The other movie I picked up for L and I to watch. Man, this has not aged well. I remember being blown away by how realistic the dinosaurs were back when I first saw this. It was the ultimate 1990s summer blockbuster.
Nearly 30 years later, visually it looks very dated. It just doesn’t compare to what CGI can do these days. And the story, honestly, kind of sucked. Reading old reviews I saw how it was hailed as a return to form for Stephen Spielberg. Even with how awe-inspiring the visuals were back in 1993, I don’t see how this comes close to his best work in the 1980s.
I honestly wasn’t sure what to make of this flick. I enjoyed long stretches of it, but also didn’t really get where it was going. Well, I knew where it was going in terms of the historical event that anchored it, but I just thought it had a weird flow. It was entertaining as hell, but I never really latched onto some central theme that was pushing the story forward. Tarantino films often have that lack of traditional structure to them, but this felt different and more incomplete to me.

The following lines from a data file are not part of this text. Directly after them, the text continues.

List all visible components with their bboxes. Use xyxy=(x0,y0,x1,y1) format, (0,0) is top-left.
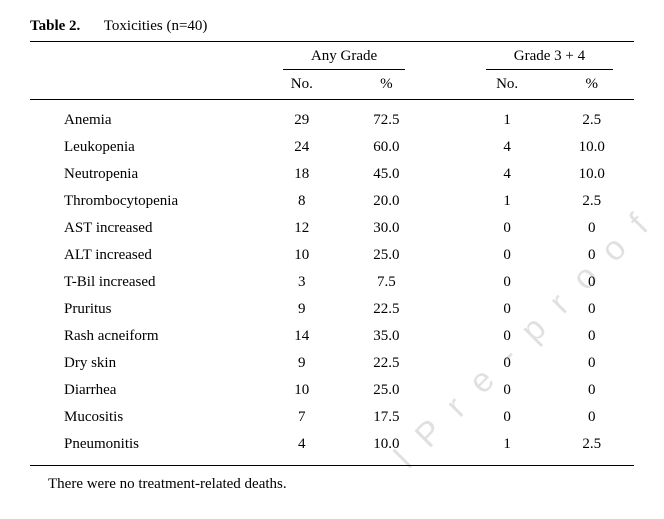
g34-pct: 0 xyxy=(549,323,634,350)
table-row: ALT increased1025.0 00 xyxy=(30,242,634,269)
table-row: AST increased1230.0 00 xyxy=(30,215,634,242)
g34-no: 0 xyxy=(465,404,550,431)
g34-pct: 0 xyxy=(549,350,634,377)
any-pct: 20.0 xyxy=(344,188,429,215)
toxicity-name: Rash acneiform xyxy=(30,323,260,350)
toxicity-name: T-Bil increased xyxy=(30,269,260,296)
table-row: T-Bil increased37.5 00 xyxy=(30,269,634,296)
any-no: 3 xyxy=(260,269,345,296)
any-pct: 25.0 xyxy=(344,242,429,269)
g34-no: 1 xyxy=(465,188,550,215)
toxicity-name: Diarrhea xyxy=(30,377,260,404)
any-no: 10 xyxy=(260,377,345,404)
any-no: 8 xyxy=(260,188,345,215)
g34-pct: 2.5 xyxy=(549,188,634,215)
any-no: 29 xyxy=(260,100,345,135)
toxicity-name: ALT increased xyxy=(30,242,260,269)
table-caption: Table 2. Toxicities (n=40) xyxy=(30,18,634,35)
col-g34-no: No. xyxy=(465,72,550,100)
g34-pct: 2.5 xyxy=(549,100,634,135)
any-pct: 7.5 xyxy=(344,269,429,296)
g34-pct: 2.5 xyxy=(549,431,634,466)
g34-pct: 0 xyxy=(549,404,634,431)
g34-pct: 0 xyxy=(549,377,634,404)
any-pct: 22.5 xyxy=(344,350,429,377)
toxicity-name: Pneumonitis xyxy=(30,431,260,466)
col-any-pct: % xyxy=(344,72,429,100)
table-row: Thrombocytopenia820.0 12.5 xyxy=(30,188,634,215)
table-row: Dry skin922.5 00 xyxy=(30,350,634,377)
toxicity-table: Any Grade Grade 3 + 4 No. % No. % Anemia… xyxy=(30,41,634,466)
g34-pct: 0 xyxy=(549,242,634,269)
g34-no: 0 xyxy=(465,215,550,242)
g34-no: 0 xyxy=(465,242,550,269)
any-no: 9 xyxy=(260,350,345,377)
toxicity-name: Thrombocytopenia xyxy=(30,188,260,215)
toxicity-name: Neutropenia xyxy=(30,161,260,188)
col-g34-pct: % xyxy=(549,72,634,100)
table-row: Anemia2972.5 12.5 xyxy=(30,100,634,135)
g34-pct: 0 xyxy=(549,215,634,242)
toxicity-name: Dry skin xyxy=(30,350,260,377)
any-no: 14 xyxy=(260,323,345,350)
toxicity-name: Pruritus xyxy=(30,296,260,323)
table-row: Leukopenia2460.0 410.0 xyxy=(30,134,634,161)
toxicity-name: Leukopenia xyxy=(30,134,260,161)
g34-no: 0 xyxy=(465,323,550,350)
table-body: Anemia2972.512.5Leukopenia2460.0410.0Neu… xyxy=(30,100,634,466)
g34-no: 1 xyxy=(465,100,550,135)
any-pct: 30.0 xyxy=(344,215,429,242)
table-row: Neutropenia1845.0 410.0 xyxy=(30,161,634,188)
any-pct: 10.0 xyxy=(344,431,429,466)
table-row: Pruritus922.5 00 xyxy=(30,296,634,323)
any-pct: 22.5 xyxy=(344,296,429,323)
g34-pct: 10.0 xyxy=(549,134,634,161)
table-row: Rash acneiform1435.0 00 xyxy=(30,323,634,350)
table-row: Pneumonitis410.0 12.5 xyxy=(30,431,634,466)
g34-no: 0 xyxy=(465,350,550,377)
toxicity-name: Mucositis xyxy=(30,404,260,431)
table-footnote: There were no treatment-related deaths. xyxy=(30,476,634,493)
table-caption-label: Table 2. xyxy=(30,18,80,35)
any-pct: 35.0 xyxy=(344,323,429,350)
col-group-any: Any Grade xyxy=(260,42,429,73)
any-pct: 72.5 xyxy=(344,100,429,135)
g34-pct: 0 xyxy=(549,296,634,323)
any-pct: 45.0 xyxy=(344,161,429,188)
any-pct: 17.5 xyxy=(344,404,429,431)
g34-no: 0 xyxy=(465,269,550,296)
g34-no: 4 xyxy=(465,161,550,188)
any-no: 18 xyxy=(260,161,345,188)
g34-no: 1 xyxy=(465,431,550,466)
table-row: Diarrhea1025.0 00 xyxy=(30,377,634,404)
g34-no: 0 xyxy=(465,377,550,404)
g34-no: 4 xyxy=(465,134,550,161)
col-any-no: No. xyxy=(260,72,345,100)
any-pct: 60.0 xyxy=(344,134,429,161)
header-row-sub: No. % No. % xyxy=(30,72,634,100)
table-row: Mucositis717.5 00 xyxy=(30,404,634,431)
any-no: 9 xyxy=(260,296,345,323)
any-no: 12 xyxy=(260,215,345,242)
any-no: 24 xyxy=(260,134,345,161)
any-pct: 25.0 xyxy=(344,377,429,404)
toxicity-name: Anemia xyxy=(30,100,260,135)
any-no: 4 xyxy=(260,431,345,466)
toxicity-name: AST increased xyxy=(30,215,260,242)
g34-pct: 0 xyxy=(549,269,634,296)
any-no: 7 xyxy=(260,404,345,431)
header-row-groups: Any Grade Grade 3 + 4 xyxy=(30,42,634,73)
g34-pct: 10.0 xyxy=(549,161,634,188)
g34-no: 0 xyxy=(465,296,550,323)
table-caption-title: Toxicities (n=40) xyxy=(104,18,208,34)
col-group-g34: Grade 3 + 4 xyxy=(465,42,634,73)
any-no: 10 xyxy=(260,242,345,269)
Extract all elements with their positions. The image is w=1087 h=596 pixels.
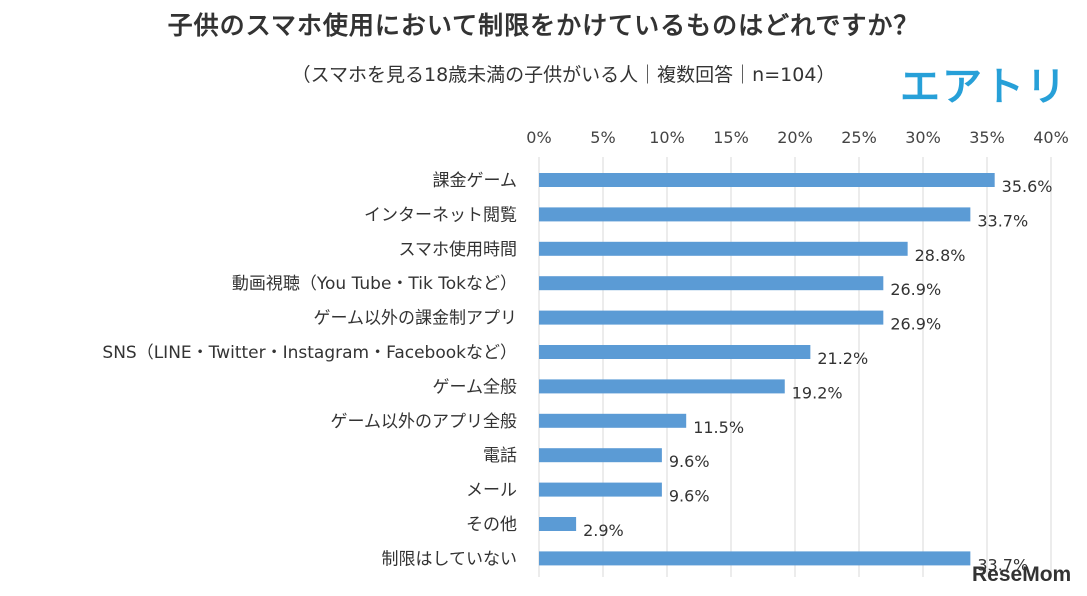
category-label: インターネット閲覧 [364, 205, 517, 225]
category-label: 課金ゲーム [433, 171, 518, 191]
chart-title: 子供のスマホ使用において制限をかけているものはどれですか？ [167, 11, 920, 40]
category-label: 電話 [483, 446, 517, 466]
data-label: 2.9% [583, 521, 624, 540]
x-tick-label: 0% [526, 128, 551, 147]
bar [539, 379, 785, 394]
x-tick-label: 35% [969, 128, 1005, 147]
bar [539, 517, 577, 531]
x-tick-label: 30% [905, 128, 941, 147]
data-label: 35.6% [1002, 177, 1053, 196]
x-tick-label: 15% [713, 128, 749, 147]
data-label: 26.9% [890, 315, 941, 334]
data-label: 19.2% [792, 383, 843, 402]
x-tick-label: 40% [1033, 128, 1069, 147]
data-label: 21.2% [817, 349, 868, 368]
bar [539, 241, 908, 256]
bar [539, 482, 662, 497]
data-label: 33.7% [977, 555, 1028, 574]
data-label: 9.6% [669, 487, 710, 506]
category-label: その他 [466, 515, 517, 535]
watermark-logo: ReseMom [972, 563, 1072, 586]
bar [539, 551, 971, 566]
x-tick-label: 20% [777, 128, 813, 147]
bar [539, 310, 884, 325]
category-label: メール [466, 481, 517, 501]
category-label: SNS（LINE・Twitter・Instagram・Facebookなど） [102, 343, 517, 363]
chart-subtitle: （スマホを見る18歳未満の子供がいる人｜複数回答｜n=104） [291, 64, 836, 86]
data-label: 9.6% [669, 452, 710, 471]
category-label: 動画視聴（You Tube・Tik Tokなど） [232, 274, 517, 294]
category-label: ゲーム以外のアプリ全般 [331, 412, 518, 432]
data-label: 11.5% [693, 418, 744, 437]
category-label: ゲーム全般 [433, 377, 518, 397]
bar [539, 173, 995, 187]
data-label: 28.8% [915, 246, 966, 265]
x-tick-label: 5% [590, 128, 615, 147]
brand-logo: エアトリ [900, 65, 1068, 109]
x-tick-label: 25% [841, 128, 877, 147]
category-label: スマホ使用時間 [399, 239, 518, 260]
data-label: 33.7% [977, 211, 1028, 230]
x-tick-label: 10% [649, 128, 685, 147]
bar [539, 207, 971, 222]
bar [539, 448, 662, 463]
category-label: ゲーム以外の課金制アプリ [314, 309, 518, 329]
data-label: 26.9% [890, 280, 941, 299]
category-label: 制限はしていない [382, 549, 518, 569]
bar [539, 345, 811, 359]
bar [539, 413, 687, 428]
bar [539, 276, 884, 291]
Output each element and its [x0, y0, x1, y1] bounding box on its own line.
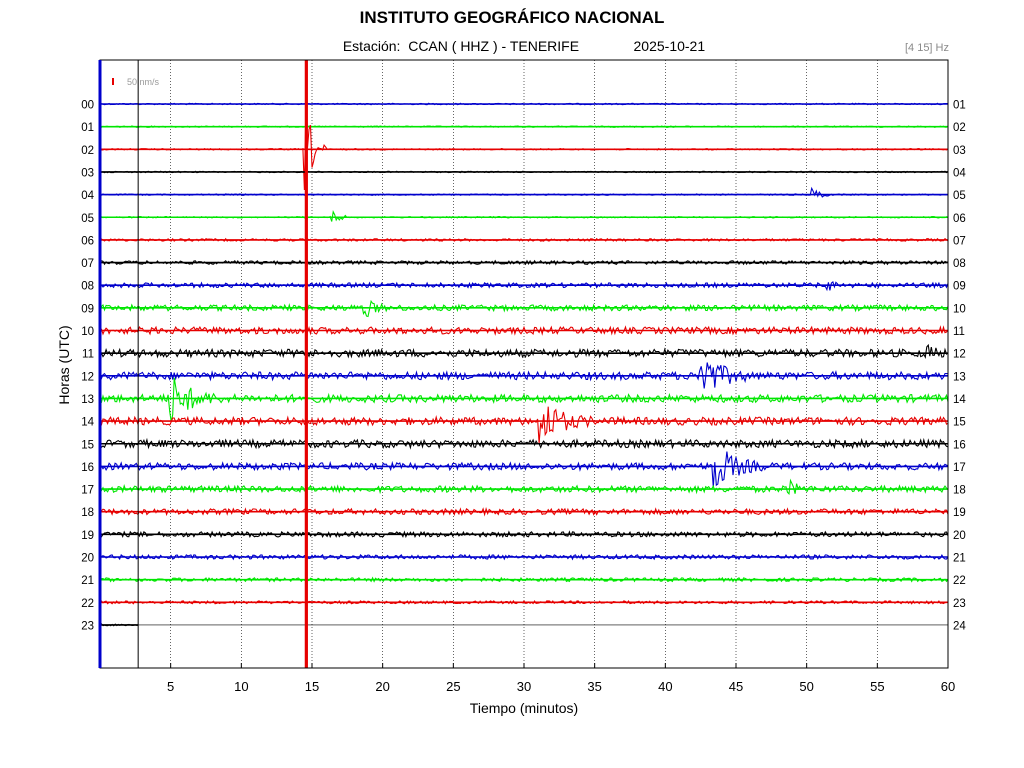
y-tick-label-right: 19 [953, 507, 966, 519]
trace-hour-10 [100, 325, 949, 336]
y-tick-label-right: 08 [953, 258, 966, 270]
y-tick-label-left: 10 [81, 326, 94, 338]
y-tick-label-left: 16 [81, 462, 94, 474]
y-tick-label-right: 13 [953, 371, 966, 383]
y-tick-label-left: 20 [81, 553, 94, 565]
x-tick-label: 30 [517, 679, 531, 694]
x-tick-label: 5 [167, 679, 174, 694]
y-tick-label-left: 17 [81, 485, 94, 497]
y-tick-label-right: 05 [953, 190, 966, 202]
y-tick-label-left: 03 [81, 167, 94, 179]
y-tick-label-right: 12 [953, 349, 966, 361]
x-tick-label: 10 [234, 679, 248, 694]
scale-bar-label: 50 nm/s [127, 77, 160, 87]
axis-ticks: 5 10 15 20 25 30 35 40 45 50 55 60 00 01 02 03 04 05 06 07 0… [81, 59, 966, 694]
y-tick-label-right: 23 [953, 598, 966, 610]
y-tick-label-right: 15 [953, 417, 966, 429]
y-tick-label-left: 09 [81, 303, 94, 315]
filter-band-label: [4 15] Hz [904, 42, 949, 54]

I also thought to myself, midway through, that it was the least violent Tarantino film I’ve ever seen. Boy the last 10 minutes did their best to make up for that. Yikes, some of that stuff I had to look away from. I did enjoy Tarantino’s alternative history take on what could have happened to the Helter Skelter killers.
The whole dirty feet thing put me off a bit. And for some reason I really enjoyed how much Leo’s character hated hippies, and the invective he threw at them.
As always, Leo and Brad Pitt were great. And Margot Robbie? Good grief, she’s like an angel from heaven. I could watch her do goofy 1960s dances all day.